Adding another wrinkle, another major convention space is brewing in Chula Vista, just south along the bayfront. Gaylord Entertainment has proposed a resort hotel of 1,500 to 2,000 rooms with 400,000 square feet of meeting space. The Chula Vista project, on the table since 2005, isn't expected to receive permits until the end of next year.

San Diego convention officials said they don't view Gaylord's proposal as competition because of its smaller size.

Another potential player departed last month. Marriott was seeking permits for a 1,900-room hotel with 215,000 square feet of convention space next to Petco Park. But Marriott dropped the plan, citing the tight credit market.
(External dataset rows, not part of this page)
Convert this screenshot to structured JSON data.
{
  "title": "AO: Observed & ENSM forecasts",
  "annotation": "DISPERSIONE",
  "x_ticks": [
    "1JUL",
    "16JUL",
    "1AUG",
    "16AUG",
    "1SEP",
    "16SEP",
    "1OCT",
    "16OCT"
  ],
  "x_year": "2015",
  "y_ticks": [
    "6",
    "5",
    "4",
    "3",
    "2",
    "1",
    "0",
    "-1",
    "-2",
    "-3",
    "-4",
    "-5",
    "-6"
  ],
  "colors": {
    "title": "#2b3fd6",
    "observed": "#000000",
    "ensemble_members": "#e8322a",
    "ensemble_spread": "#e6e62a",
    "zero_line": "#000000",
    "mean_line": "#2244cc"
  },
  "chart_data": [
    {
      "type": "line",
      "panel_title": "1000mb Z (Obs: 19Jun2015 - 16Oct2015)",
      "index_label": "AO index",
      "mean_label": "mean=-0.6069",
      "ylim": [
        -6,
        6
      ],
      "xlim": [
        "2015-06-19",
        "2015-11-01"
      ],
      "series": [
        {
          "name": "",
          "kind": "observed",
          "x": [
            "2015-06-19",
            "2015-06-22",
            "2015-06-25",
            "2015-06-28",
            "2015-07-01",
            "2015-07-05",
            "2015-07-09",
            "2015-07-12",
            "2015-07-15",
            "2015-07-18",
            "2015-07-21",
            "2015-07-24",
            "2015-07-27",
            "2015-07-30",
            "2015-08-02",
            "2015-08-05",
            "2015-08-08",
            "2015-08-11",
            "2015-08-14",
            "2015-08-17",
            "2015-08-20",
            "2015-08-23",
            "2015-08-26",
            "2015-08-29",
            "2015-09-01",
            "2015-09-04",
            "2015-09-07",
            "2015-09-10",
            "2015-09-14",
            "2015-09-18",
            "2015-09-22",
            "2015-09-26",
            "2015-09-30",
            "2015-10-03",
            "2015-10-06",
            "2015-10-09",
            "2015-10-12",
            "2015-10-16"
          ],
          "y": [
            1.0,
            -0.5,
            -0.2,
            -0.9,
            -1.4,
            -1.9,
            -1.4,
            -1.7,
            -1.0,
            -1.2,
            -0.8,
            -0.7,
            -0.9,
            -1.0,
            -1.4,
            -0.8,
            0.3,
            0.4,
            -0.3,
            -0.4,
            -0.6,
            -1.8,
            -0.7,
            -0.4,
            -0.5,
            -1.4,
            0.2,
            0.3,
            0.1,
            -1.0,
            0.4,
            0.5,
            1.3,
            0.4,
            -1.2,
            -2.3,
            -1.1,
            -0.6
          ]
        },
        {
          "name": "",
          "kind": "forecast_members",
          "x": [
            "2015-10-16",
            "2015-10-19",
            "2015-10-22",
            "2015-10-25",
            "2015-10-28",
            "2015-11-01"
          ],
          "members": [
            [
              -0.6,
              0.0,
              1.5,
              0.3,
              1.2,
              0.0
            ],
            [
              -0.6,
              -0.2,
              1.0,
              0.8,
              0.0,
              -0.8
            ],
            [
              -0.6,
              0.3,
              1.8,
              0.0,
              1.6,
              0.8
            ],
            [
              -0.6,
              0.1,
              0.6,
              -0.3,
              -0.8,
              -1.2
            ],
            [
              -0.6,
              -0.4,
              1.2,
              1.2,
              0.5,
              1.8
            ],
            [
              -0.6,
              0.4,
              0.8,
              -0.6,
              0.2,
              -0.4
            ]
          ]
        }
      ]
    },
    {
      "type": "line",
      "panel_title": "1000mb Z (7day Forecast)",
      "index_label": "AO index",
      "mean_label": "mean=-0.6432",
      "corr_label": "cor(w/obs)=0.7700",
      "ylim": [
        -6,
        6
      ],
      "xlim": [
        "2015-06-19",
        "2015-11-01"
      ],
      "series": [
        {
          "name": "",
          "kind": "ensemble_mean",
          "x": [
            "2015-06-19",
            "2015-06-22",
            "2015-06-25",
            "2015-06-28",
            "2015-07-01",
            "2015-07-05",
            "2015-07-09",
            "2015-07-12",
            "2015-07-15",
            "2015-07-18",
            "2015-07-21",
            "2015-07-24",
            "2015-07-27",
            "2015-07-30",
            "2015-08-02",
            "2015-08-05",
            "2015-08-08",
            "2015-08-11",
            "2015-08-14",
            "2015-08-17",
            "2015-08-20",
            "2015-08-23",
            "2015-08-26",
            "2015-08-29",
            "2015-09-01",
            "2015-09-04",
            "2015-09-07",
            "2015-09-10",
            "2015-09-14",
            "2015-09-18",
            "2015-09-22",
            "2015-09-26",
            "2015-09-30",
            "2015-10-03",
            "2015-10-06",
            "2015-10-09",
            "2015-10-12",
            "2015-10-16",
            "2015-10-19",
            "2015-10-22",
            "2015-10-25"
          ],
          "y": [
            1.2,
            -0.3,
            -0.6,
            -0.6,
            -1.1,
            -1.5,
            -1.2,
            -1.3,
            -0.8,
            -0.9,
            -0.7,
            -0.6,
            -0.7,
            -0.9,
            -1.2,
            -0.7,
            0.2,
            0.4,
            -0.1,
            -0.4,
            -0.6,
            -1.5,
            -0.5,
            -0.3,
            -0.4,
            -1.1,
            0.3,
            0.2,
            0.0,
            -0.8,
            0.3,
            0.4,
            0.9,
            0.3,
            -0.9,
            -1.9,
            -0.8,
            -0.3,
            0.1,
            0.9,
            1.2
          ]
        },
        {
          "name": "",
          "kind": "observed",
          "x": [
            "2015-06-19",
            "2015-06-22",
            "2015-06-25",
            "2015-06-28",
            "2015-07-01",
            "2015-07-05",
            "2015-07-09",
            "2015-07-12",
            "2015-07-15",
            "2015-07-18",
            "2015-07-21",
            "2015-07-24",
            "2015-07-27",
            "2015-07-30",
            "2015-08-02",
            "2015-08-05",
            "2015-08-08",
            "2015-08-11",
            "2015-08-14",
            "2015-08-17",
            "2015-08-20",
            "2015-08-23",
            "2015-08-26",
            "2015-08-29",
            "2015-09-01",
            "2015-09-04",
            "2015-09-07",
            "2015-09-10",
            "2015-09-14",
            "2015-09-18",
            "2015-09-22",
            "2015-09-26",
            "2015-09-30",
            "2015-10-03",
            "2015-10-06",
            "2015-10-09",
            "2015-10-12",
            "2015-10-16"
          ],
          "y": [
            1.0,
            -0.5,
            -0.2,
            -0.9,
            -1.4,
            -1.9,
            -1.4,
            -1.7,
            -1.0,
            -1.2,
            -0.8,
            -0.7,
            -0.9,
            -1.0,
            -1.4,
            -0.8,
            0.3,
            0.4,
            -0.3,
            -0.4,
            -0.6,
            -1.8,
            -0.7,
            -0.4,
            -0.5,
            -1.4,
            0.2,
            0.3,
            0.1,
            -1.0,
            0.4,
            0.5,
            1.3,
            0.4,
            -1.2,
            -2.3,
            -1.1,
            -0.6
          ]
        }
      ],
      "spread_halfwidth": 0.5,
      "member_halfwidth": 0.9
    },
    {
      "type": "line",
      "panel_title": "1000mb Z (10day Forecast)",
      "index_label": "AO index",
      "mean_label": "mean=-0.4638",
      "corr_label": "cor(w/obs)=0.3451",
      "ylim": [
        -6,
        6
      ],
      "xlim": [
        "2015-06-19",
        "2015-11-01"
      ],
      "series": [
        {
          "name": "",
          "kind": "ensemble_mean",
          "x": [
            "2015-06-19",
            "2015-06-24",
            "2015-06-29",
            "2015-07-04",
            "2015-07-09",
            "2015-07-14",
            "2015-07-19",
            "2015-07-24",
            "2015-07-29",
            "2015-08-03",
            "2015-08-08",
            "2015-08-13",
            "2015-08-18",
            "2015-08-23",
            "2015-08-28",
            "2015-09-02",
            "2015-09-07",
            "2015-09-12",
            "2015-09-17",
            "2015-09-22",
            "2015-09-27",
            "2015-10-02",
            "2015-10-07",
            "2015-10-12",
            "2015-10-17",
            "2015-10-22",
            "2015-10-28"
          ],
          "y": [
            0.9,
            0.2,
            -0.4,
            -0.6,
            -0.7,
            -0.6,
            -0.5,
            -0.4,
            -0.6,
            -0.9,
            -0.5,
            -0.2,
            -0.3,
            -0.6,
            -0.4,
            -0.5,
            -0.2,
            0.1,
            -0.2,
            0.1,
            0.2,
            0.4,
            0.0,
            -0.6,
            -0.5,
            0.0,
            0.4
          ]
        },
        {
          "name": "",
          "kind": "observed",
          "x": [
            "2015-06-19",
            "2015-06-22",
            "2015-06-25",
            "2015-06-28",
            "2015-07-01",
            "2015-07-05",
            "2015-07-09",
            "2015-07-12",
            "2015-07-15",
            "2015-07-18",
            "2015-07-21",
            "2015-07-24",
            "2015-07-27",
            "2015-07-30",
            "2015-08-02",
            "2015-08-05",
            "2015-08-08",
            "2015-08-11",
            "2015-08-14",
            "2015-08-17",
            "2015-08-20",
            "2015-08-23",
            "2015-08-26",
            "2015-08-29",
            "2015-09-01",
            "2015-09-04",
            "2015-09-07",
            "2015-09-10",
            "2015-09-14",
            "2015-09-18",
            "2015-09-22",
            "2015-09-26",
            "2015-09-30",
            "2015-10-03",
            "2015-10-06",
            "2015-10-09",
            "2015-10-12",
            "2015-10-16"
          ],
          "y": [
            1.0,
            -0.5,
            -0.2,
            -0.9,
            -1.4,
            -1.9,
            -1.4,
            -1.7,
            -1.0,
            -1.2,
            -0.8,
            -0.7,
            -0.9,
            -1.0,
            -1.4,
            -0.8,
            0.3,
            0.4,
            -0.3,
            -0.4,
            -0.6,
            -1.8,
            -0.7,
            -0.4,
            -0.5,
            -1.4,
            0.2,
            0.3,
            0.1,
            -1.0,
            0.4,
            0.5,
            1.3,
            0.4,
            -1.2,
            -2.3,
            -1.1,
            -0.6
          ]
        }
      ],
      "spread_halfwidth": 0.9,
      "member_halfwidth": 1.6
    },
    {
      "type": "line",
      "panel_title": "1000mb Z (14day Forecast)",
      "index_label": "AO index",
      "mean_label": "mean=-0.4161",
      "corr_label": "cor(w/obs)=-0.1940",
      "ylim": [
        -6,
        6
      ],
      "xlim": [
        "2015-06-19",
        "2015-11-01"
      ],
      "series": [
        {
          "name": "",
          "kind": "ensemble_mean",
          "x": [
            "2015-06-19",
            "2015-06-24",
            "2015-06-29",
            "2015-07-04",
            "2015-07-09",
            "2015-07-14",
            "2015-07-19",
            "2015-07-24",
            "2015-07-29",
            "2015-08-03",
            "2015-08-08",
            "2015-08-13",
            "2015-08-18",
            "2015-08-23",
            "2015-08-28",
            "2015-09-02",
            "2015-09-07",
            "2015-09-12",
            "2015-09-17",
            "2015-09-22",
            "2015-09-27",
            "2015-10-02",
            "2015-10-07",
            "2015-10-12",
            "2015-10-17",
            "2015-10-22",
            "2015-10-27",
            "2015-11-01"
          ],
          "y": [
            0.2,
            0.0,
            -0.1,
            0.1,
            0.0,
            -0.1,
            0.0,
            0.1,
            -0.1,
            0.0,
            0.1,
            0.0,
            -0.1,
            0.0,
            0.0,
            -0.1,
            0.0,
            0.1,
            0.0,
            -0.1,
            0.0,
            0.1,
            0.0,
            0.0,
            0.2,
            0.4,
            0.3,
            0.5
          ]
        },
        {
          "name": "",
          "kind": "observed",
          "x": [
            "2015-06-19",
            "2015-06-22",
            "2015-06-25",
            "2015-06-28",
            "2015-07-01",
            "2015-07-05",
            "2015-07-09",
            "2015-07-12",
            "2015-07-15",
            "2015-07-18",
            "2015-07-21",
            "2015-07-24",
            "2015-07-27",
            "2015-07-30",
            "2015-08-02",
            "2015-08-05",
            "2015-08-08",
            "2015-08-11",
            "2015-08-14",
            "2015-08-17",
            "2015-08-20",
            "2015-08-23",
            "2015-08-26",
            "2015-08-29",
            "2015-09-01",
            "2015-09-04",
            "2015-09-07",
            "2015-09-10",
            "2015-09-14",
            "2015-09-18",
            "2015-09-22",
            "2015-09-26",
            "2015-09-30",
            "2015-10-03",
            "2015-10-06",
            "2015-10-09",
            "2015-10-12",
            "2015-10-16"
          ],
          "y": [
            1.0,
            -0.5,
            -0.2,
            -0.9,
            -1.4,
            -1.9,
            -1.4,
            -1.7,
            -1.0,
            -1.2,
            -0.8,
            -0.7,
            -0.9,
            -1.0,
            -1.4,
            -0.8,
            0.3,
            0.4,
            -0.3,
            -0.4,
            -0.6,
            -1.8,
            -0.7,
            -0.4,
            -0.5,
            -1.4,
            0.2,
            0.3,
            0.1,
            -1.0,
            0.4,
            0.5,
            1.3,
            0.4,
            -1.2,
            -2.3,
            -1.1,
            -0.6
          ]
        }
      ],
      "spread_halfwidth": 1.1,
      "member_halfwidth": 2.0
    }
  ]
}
Convention officials say the downtown facility with its trademark white sail roof has performed well for the city, but will become obsolete if it doesn't expand.

Capacity has run above 60 percent, viewed as full capacity, since 2003. Last year, the center attracted 996,226 visitors who paid for more than 729,696 nights in hotel rooms.

The port paid cash for the initial convention center, completed in 1989 as part of a downtown revitalization program.

The 2001 expansion was financed by bonds that are being paid off by the city and the port. The port's share is $4.5 million; the city's is $9.2 million. The city also gives the convention center an annual stipend of $4.3 million to keep up the building.

Mayor Jerry Sanders is supportive of the growth plan, his press secretary said yesterday.

“The convention center is one of the best investments the taxpayers of San Diego have ever made,” said spokesman Darren Pudgil.